Shared-Risk and Refund Programs
Many clinics offer “shared risk” or money-back guarantee programs designed to soften the blow of multiple cycles. You pay a higher upfront fee, typically covering two to three IVF attempts, and receive a partial or full refund if treatment doesn’t result in a pregnancy or live birth. The premium built into these programs reflects the statistical reality that treatment may fail, so the clinic pools risk across many patients.
These programs have important fine print. Eligibility criteria are often strict: younger patients with good ovarian reserve are more likely to qualify, precisely because they’re also more likely to succeed. Medication costs and pretesting are usually excluded from the bundled fee. And the definition of “success” (clinical pregnancy vs. live birth) varies by program. The American Society for Reproductive Medicine advises that clinics clearly disclose all excluded costs, eligibility requirements, and clinic-specific success rates before enrollment.
For the right candidate, shared-risk programs can provide financial protection and peace of mind. For patients with a high likelihood of success on the first try, though, the premium means overpaying compared to a single standard cycle.
State Insurance Mandates
Whether you truly have “no insurance coverage” depends partly on where you live and what kind of plan you carry. More than a dozen states have some form of infertility coverage mandate, though the details vary enormously. States like Illinois, New York, New Jersey, and Connecticut require many insurers to cover IVF. Others, like Ohio, only mandate coverage for diagnosis and fertility drugs but not the procedures themselves. Massachusetts mandates lab testing related to reproductive health but explicitly excludes IVF, IUI, and cryopreservation.
Even in states with strong mandates, large self-insured employer plans (which cover the majority of workers at big companies) are typically exempt because they fall under federal rather than state regulation. Religious employers are also commonly excluded. So living in a “mandate state” doesn’t guarantee coverage. It’s worth calling your insurer directly and asking specifically about IVF, not just “infertility treatment,” since those terms can mean very different things in a benefits document.

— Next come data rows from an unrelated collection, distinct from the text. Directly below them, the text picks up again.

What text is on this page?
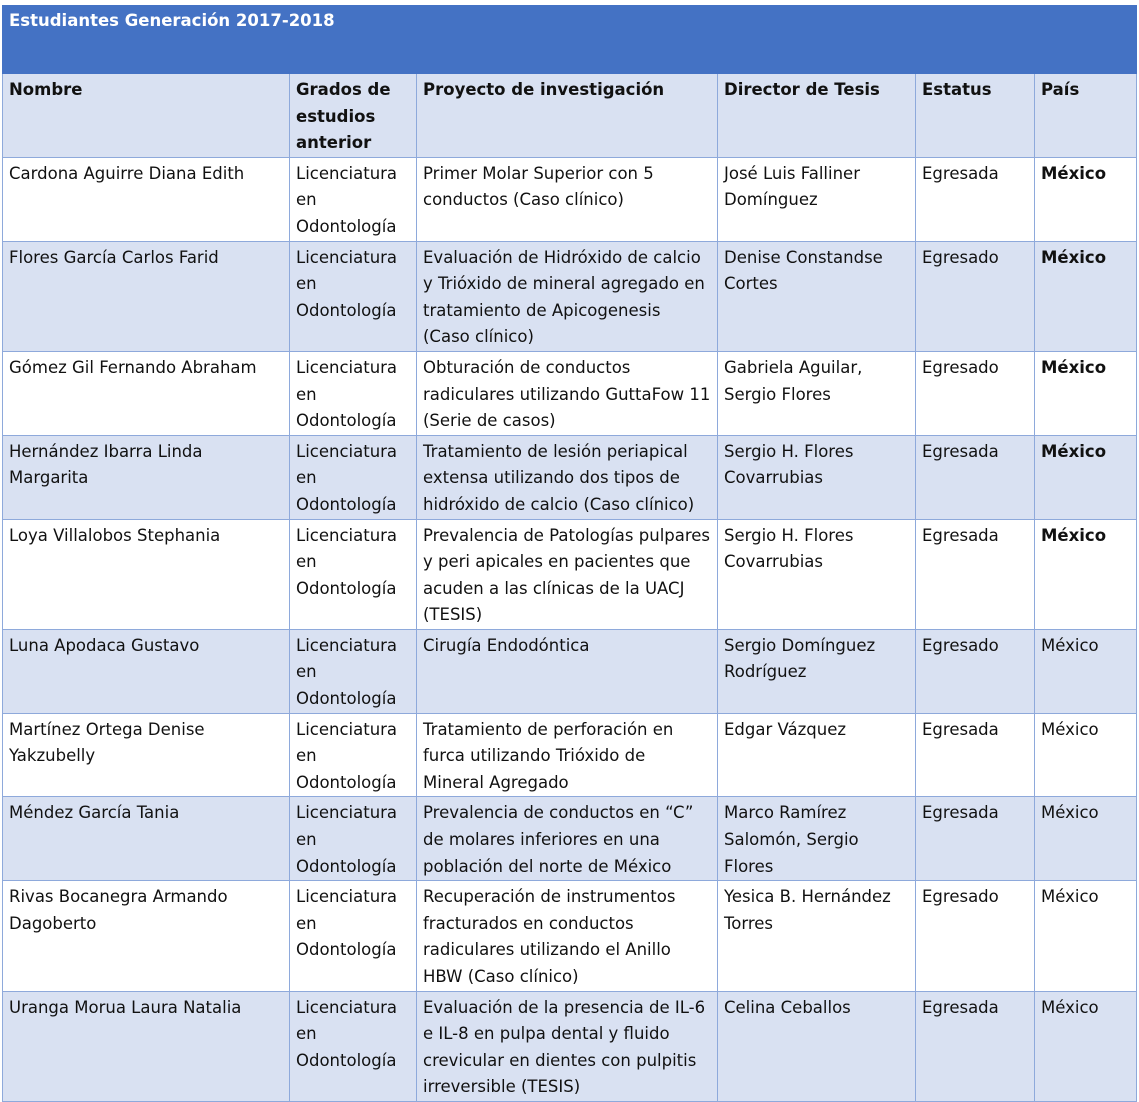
Estudiantes Generación 2017-2018					
Nombre	Grados de estudios anterior	Proyecto de investigación	Director de Tesis	Estatus	País
Cardona Aguirre Diana Edith	Licenciatura en Odontología	Primer Molar Superior con 5 conductos (Caso clínico)	José Luis Falliner Domínguez	Egresada	México
Flores García Carlos Farid	Licenciatura en Odontología	Evaluación de Hidróxido de calcio y Trióxido de mineral agregado en tratamiento de Apicogenesis (Caso clínico)	Denise Constandse Cortes	Egresado	México
Gómez Gil Fernando Abraham	Licenciatura en Odontología	Obturación de conductos radiculares utilizando GuttaFow 11 (Serie de casos)	Gabriela Aguilar, Sergio Flores	Egresado	México
Hernández Ibarra Linda Margarita	Licenciatura en Odontología	Tratamiento de lesión periapical extensa utilizando dos tipos de hidróxido de calcio (Caso clínico)	Sergio H. Flores Covarrubias	Egresada	México
Loya Villalobos Stephania	Licenciatura en Odontología	Prevalencia de Patologías pulpares y peri apicales en pacientes que acuden a las clínicas de la UACJ (TESIS)	Sergio H. Flores Covarrubias	Egresada	México
Luna Apodaca Gustavo	Licenciatura en Odontología	Cirugía Endodóntica	Sergio Domínguez Rodríguez	Egresado	México
Martínez Ortega Denise Yakzubelly	Licenciatura en Odontología	Tratamiento de perforación en furca utilizando Trióxido de Mineral Agregado	Edgar Vázquez	Egresada	México
Méndez García Tania	Licenciatura en Odontología	Prevalencia de conductos en “C” de molares inferiores en una población del norte de México	Marco Ramírez Salomón, Sergio Flores	Egresada	México
Rivas Bocanegra Armando Dagoberto	Licenciatura en Odontología	Recuperación de instrumentos fracturados en conductos radiculares utilizando el Anillo HBW (Caso clínico)	Yesica B. Hernández Torres	Egresado	México
Uranga Morua Laura Natalia	Licenciatura en Odontología	Evaluación de la presencia de IL-6 e IL-8 en pulpa dental y fluido crevicular en dientes con pulpitis irreversible (TESIS)	Celina Ceballos	Egresada	México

Several states are expanding coverage in the coming years. Hawaii will require large group plans to cover fertility treatment starting in January 2026. California’s state employee plans will cover up to three egg retrievals with unlimited embryo transfers beginning in mid-2027. The landscape is shifting, but slowly.
Ways to Reduce Out-of-Pocket Costs
If you’re paying entirely out of pocket, a few strategies can meaningfully lower your total. Clinics in different regions charge very different base fees, and some patients travel to lower-cost clinics and still come out ahead after factoring in travel expenses. Medication costs can drop significantly by using specialty pharmacies, manufacturer assistance programs, or purchasing from certified international pharmacies where legal.
Fertility-specific grants from nonprofit organizations fund hundreds of cycles each year, though competition for them is high. Some employers now offer fertility benefits even when state law doesn’t require it, particularly in tech, finance, and large corporate settings. If you’re considering a job change, checking fertility benefits before accepting an offer could save you tens of thousands of dollars. Health savings accounts (HSAs) and flexible spending accounts (FSAs) allow you to pay for IVF with pre-tax dollars, which effectively reduces costs by your marginal tax rate.
Many clinics also offer payment plans or partner with medical financing companies. Interest rates on these loans vary widely, so comparing terms carefully before signing matters as much as comparing clinic fees.